Не знаю, шутка ли судьбы, но после самой первой ночи с Абашевым мне не хотелось других. Только его. Стальные объятия и грубые на грани ласки. Его смелые поцелуи и ощущения его прикосновений. Всего его. Везде. Тима и только Тима.
Сегодня тоже я хотела накрывающей с головой страсти. Уверенных и дерзких движений. Резких. Вышибающих дух и лишние мысли, но… в этот раз было все по-другому.
Словно все изменилось.
Словно мы оба изменились.
Эта ночь не была похожа ни на одну из предыдущих. И если меня все еще накрывало и я хотела секса, то для Тима это явно было что-то другое. Совершенно. Возможно, что-то большее. А для меня? Не знаю! Даже думать страшно… но он сбавлял мой напор. Растягивал свои поцелуи до умопомрачения. До нетерпения. До полного исчезновения воздуха в легких.

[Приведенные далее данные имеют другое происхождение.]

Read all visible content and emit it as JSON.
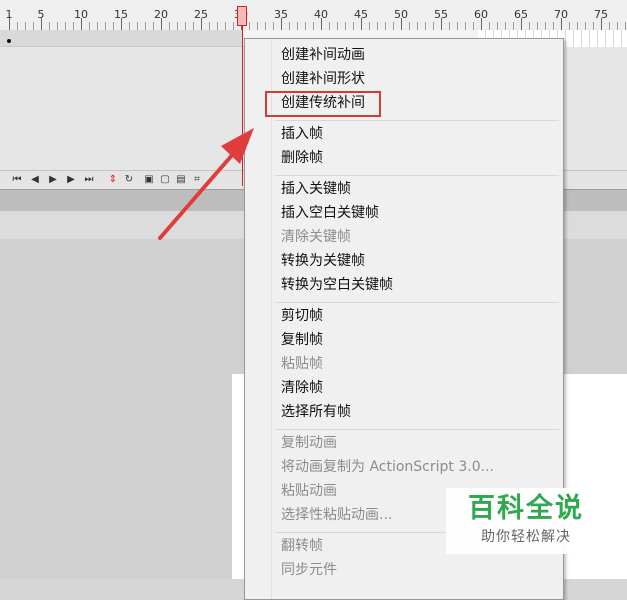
{
  "ruler": {
    "labels": [
      "1",
      "5",
      "10",
      "15",
      "20",
      "25",
      "30",
      "35",
      "40",
      "45",
      "50",
      "55",
      "60",
      "65",
      "70",
      "75"
    ]
  },
  "context_menu": {
    "groups": [
      [
        {
          "label": "创建补间动画",
          "enabled": true
        },
        {
          "label": "创建补间形状",
          "enabled": true
        },
        {
          "label": "创建传统补间",
          "enabled": true,
          "highlighted": true
        }
      ],
      [
        {
          "label": "插入帧",
          "enabled": true
        },
        {
          "label": "删除帧",
          "enabled": true
        }
      ],
      [
        {
          "label": "插入关键帧",
          "enabled": true
        },
        {
          "label": "插入空白关键帧",
          "enabled": true
        },
        {
          "label": "清除关键帧",
          "enabled": false
        },
        {
          "label": "转换为关键帧",
          "enabled": true
        },
        {
          "label": "转换为空白关键帧",
          "enabled": true
        }
      ],
      [
        {
          "label": "剪切帧",
          "enabled": true
        },
        {
          "label": "复制帧",
          "enabled": true
        },
        {
          "label": "粘贴帧",
          "enabled": false
        },
        {
          "label": "清除帧",
          "enabled": true
        },
        {
          "label": "选择所有帧",
          "enabled": true
        }
      ],
      [
        {
          "label": "复制动画",
          "enabled": false
        },
        {
          "label": "将动画复制为 ActionScript 3.0...",
          "enabled": false
        },
        {
          "label": "粘贴动画",
          "enabled": false
        },
        {
          "label": "选择性粘贴动画...",
          "enabled": false
        }
      ],
      [
        {
          "label": "翻转帧",
          "enabled": false
        },
        {
          "label": "同步元件",
          "enabled": false
        }
      ]
    ]
  },
  "watermark": {
    "title": "百科全说",
    "subtitle": "助你轻松解决"
  },
  "colors": {
    "highlight_box": "#d43a3a",
    "arrow": "#e03c3c",
    "playhead": "#d62020",
    "watermark_green": "#2fa84f"
  }
}
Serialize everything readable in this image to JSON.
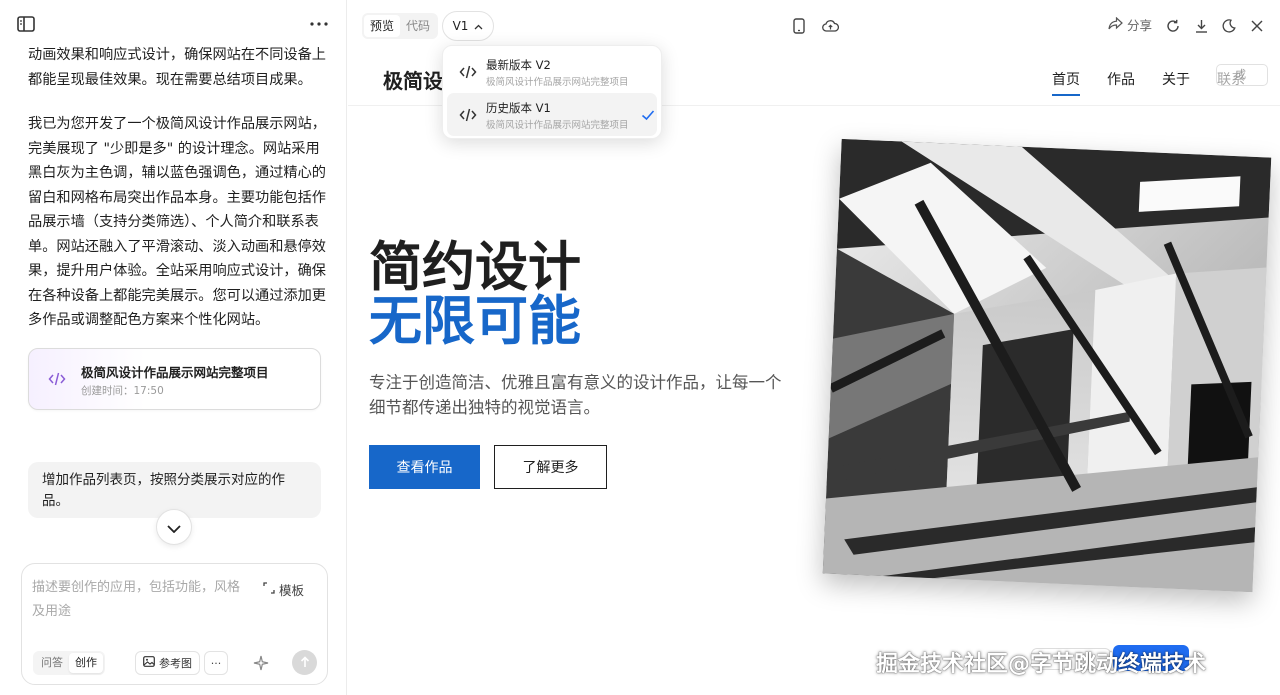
{
  "left_panel": {
    "message_1": "动画效果和响应式设计，确保网站在不同设备上都能呈现最佳效果。现在需要总结项目成果。",
    "message_2": "我已为您开发了一个极简风设计作品展示网站，完美展现了 \"少即是多\" 的设计理念。网站采用黑白灰为主色调，辅以蓝色强调色，通过精心的留白和网格布局突出作品本身。主要功能包括作品展示墙（支持分类筛选）、个人简介和联系表单。网站还融入了平滑滚动、淡入动画和悬停效果，提升用户体验。全站采用响应式设计，确保在各种设备上都能完美展示。您可以通过添加更多作品或调整配色方案来个性化网站。",
    "project_card": {
      "title": "极简风设计作品展示网站完整项目",
      "time": "创建时间：17:50",
      "icon": "code-icon"
    },
    "user_message": "增加作品列表页，按照分类展示对应的作品。",
    "composer": {
      "placeholder": "描述要创作的应用，包括功能，风格及用途",
      "template_label": "模板",
      "mode_options": [
        "问答",
        "创作"
      ],
      "mode_selected": "创作",
      "reference_label": "参考图",
      "more_label": "···"
    }
  },
  "toolbar": {
    "view_tabs": [
      "预览",
      "代码"
    ],
    "view_selected": "预览",
    "version_label": "V1",
    "share_label": "分享",
    "icons": [
      "mobile-icon",
      "cloud-icon",
      "share-icon",
      "refresh-icon",
      "download-icon",
      "dark-mode-icon",
      "close-icon"
    ]
  },
  "version_dropdown": {
    "items": [
      {
        "title": "最新版本 V2",
        "desc": "极简风设计作品展示网站完整项目",
        "selected": false
      },
      {
        "title": "历史版本 V1",
        "desc": "极简风设计作品展示网站完整项目",
        "selected": true
      }
    ]
  },
  "site": {
    "logo": "极简设",
    "nav": [
      "首页",
      "作品",
      "关于",
      "联系"
    ],
    "nav_active": "首页",
    "badge": "成",
    "hero_title_1": "简约设计",
    "hero_title_2": "无限可能",
    "hero_subtitle": "专注于创造简洁、优雅且富有意义的设计作品，让每一个细节都传递出独特的视觉语言。",
    "primary_button": "查看作品",
    "secondary_button": "了解更多",
    "accent_color": "#1767c9"
  },
  "watermark": "掘金技术社区@字节跳动终端技术"
}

— Тим, что ты… — попыталась я протестовать, когда он отпустил истерзанные его прикосновениями губы, прокладывал дорожку из медленных поцелуев к шее.
Не получилось.
Протест утонул в судорожном вздохе, когда его губы медленно оказывались все ниже. Его руки, на которые буквально днем я так самозабвенно пялилась, сжимали все сильнее. Собственнически. Но при этом так… трепетно вжимали в тело парня. Его дыхание опаляло кожу, пробираясь к ключице и ниже… еще ниже… оно заставляло жадно хватать ртом воздух и болезненно скручиваться желанию внутри меня.
Тим сжал ладонями мои ягодицы, заставив закинуть ногу ему на бедро и медленно тлеть от максимальной близости наших тел.
Он сдерживал себя.
Он хотел. Не меньше меня хотел. Я знала, я чувствовала. Но при этом не терял разума, а брал эту ночь под свой полный и безоговорочный контроль.
Тим уложил меня на кровать, как хрупкую пушинку, и как бы я не просила его дать мне большего, как бы не цеплялась за него, заставляя ускориться, Тим не торопился. Навис сверху непоколебимой разгоряченной скалой и снова целовал.
Его губы добрались до груди, а язык до возбужденного соска. Одно его горячее прикосновение языком, и моя спина выгнулась от резко прострелившего наслаждения, зародившегося где-то на самом краю сознания.